Data For Refugees: notes on the Syrian Refugee Crisis in Turkey

Data For Refugees: Background and Notes

My research group is entertaining / brainstorming some ideas related to the Syrian refugee crisis in Turkey, as part of the Data For Refugees program. Below are some notes I took on the situation, since I knew very little about the status of Syrian refugees in Turkey.


Syria borders Turkey’s south. There is a significant refugee population in turkey, with over 3 million Syrians under temporary protection 1. Syrian firms account for over 25% of total firms in Turkey 2. Turks compete with Syrians for local jobs 2 and percieve Syrians as contributing to crime, although police data has debunked this perception 2.

67% of Syrian business owner are higher-educated, and 30% have university degrees – higher than Germany’s national average 3. There is, however, a worry that the Turkish response to the influx of Syrian refugees will result in further ghettoization 1.

9 out of 10 refugees live outside the camps that have been set up by the government, with many having migrated to large cities in inner Anatolia or Western Turkey – and also Istanbul 1.

This same source projects that since Syrians do not have a history of agriculture in Turkey, most of these Syrians will stay in cities. While turks are generally “favorable” towards Syrian refugees, few support granting citizenship 4.

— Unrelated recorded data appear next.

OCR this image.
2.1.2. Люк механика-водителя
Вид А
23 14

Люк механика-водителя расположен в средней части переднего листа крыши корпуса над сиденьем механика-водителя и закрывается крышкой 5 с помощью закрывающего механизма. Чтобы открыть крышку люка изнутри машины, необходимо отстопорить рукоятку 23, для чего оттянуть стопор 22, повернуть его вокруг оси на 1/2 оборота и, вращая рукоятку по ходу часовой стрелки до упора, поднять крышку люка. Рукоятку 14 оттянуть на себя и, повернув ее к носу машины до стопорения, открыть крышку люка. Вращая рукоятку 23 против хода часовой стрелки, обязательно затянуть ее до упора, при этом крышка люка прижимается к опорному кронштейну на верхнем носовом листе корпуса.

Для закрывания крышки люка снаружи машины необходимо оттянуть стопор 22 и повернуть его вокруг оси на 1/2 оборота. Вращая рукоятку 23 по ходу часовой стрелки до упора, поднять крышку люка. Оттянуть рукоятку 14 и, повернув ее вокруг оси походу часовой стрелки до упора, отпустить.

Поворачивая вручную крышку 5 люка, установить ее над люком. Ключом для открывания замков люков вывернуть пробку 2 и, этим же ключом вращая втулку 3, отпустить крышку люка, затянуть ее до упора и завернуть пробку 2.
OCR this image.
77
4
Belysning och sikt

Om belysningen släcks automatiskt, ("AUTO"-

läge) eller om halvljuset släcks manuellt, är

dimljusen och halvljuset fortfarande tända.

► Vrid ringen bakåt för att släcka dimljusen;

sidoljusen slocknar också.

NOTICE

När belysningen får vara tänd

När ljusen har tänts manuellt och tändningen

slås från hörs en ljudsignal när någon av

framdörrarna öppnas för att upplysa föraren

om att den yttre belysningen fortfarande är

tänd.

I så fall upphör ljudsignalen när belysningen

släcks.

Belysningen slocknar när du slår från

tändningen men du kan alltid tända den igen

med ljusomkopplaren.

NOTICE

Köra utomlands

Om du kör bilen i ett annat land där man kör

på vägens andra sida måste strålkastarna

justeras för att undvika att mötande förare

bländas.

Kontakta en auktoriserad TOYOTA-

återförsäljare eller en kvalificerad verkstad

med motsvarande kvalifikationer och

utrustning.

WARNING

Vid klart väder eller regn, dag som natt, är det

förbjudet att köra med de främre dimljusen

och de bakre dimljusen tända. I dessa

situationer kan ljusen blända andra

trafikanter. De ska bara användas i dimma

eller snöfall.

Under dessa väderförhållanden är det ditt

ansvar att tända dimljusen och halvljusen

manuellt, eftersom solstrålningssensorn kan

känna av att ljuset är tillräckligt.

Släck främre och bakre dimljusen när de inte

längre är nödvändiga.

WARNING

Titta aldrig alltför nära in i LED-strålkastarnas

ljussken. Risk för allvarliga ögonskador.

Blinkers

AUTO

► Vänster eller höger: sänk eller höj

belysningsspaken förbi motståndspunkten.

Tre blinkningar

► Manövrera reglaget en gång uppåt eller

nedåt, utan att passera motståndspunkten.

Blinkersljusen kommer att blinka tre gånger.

There are very few work permits given to syrians, as informal work is extremely profitable for local businesses, there is no collective action potential, etc. according to a report by the economic policy research foundation of Turkey 5. This same report suggests that “social cohesion” between Turks and Syrians is draining where refugees are most visible – on an X-Y plot of the percentage of people who disagree that foreigner presence is good in 2009 vs 2015, countries with the highest refugee population appear above the line of fit, indicating that their change may be driven by higher rates of refugee presence.

In the paper “Syrians in Turkey – The Economics of Integration”, also published by tepav 3, they argue that Syrian integration has largely been through human interaction, rather than explicit policy design.

EU-Turkey Relations

In June, the EU and Turkey signed a $3bn agreement to halt the flow of refugees from Turkey into the EU 6, although negotiations have been tense between Ergodan and Brussels, with Turkey occasionally threatening the EU with an influx of refugees (that’s fucked up) 7.

Questions and problems

It seems apparent that the primary justification for naturalizing or granting refugee status (unlikely, as through the geneva convention, Turkey may only grant refugee status to EU members) to Syrians is the economic growth they have and will continue to bring to the country. With 91% of refugees residing in cities, their integration has been primarily through interaction with local communities. Over 750,000 Syrians are estimated to be eligible for work, but only a little over 10k work permits have been distributed, meaning most work is informal, unregulated, and unintegrated.

Given this, I see a few things that should be done with the data available:

  1. provide a statistical estimate of the number of refugees informally working in Turkey’s cities.

    This will provide a stronger estimate of the economic gains refugees may be able to make in Turkey, and help the state better estimate the location and characteristics of its new workforce. If economic integration is important, understanding current activity among refugees is paramount.

  2. Relate strength of language class offerings in cities / accomodation centers with the mobility-based integration of Syrians with Turks.

    Language is a large barrier to social integration of refugees in Turkish cities. “Syrian students in accommodation centers are offered three Turkish classes per week and socialize for the remainder of their time with other Syrians” 3. Language barriers historically can lead to ghettoization of entire communities, so this should be prioritized. The primary ways that city residents learn the language is through interaction, rather than classes like the ones offered in camps. Even the classes in camps are rather terrible – In Fall 2016, under 50 Syrians of 250,000 in some camps were able to obtain a language certificate that would allow them to study in Turkish universities.

  3. Related to the above, perhaps better understand the impact that economic and urban planning policy has on refugee integration. Perhaps different cities have implemented different policy, or have different geographic setups for the Syrian neighborhoods. Can we relate these to the informal work of the refugees?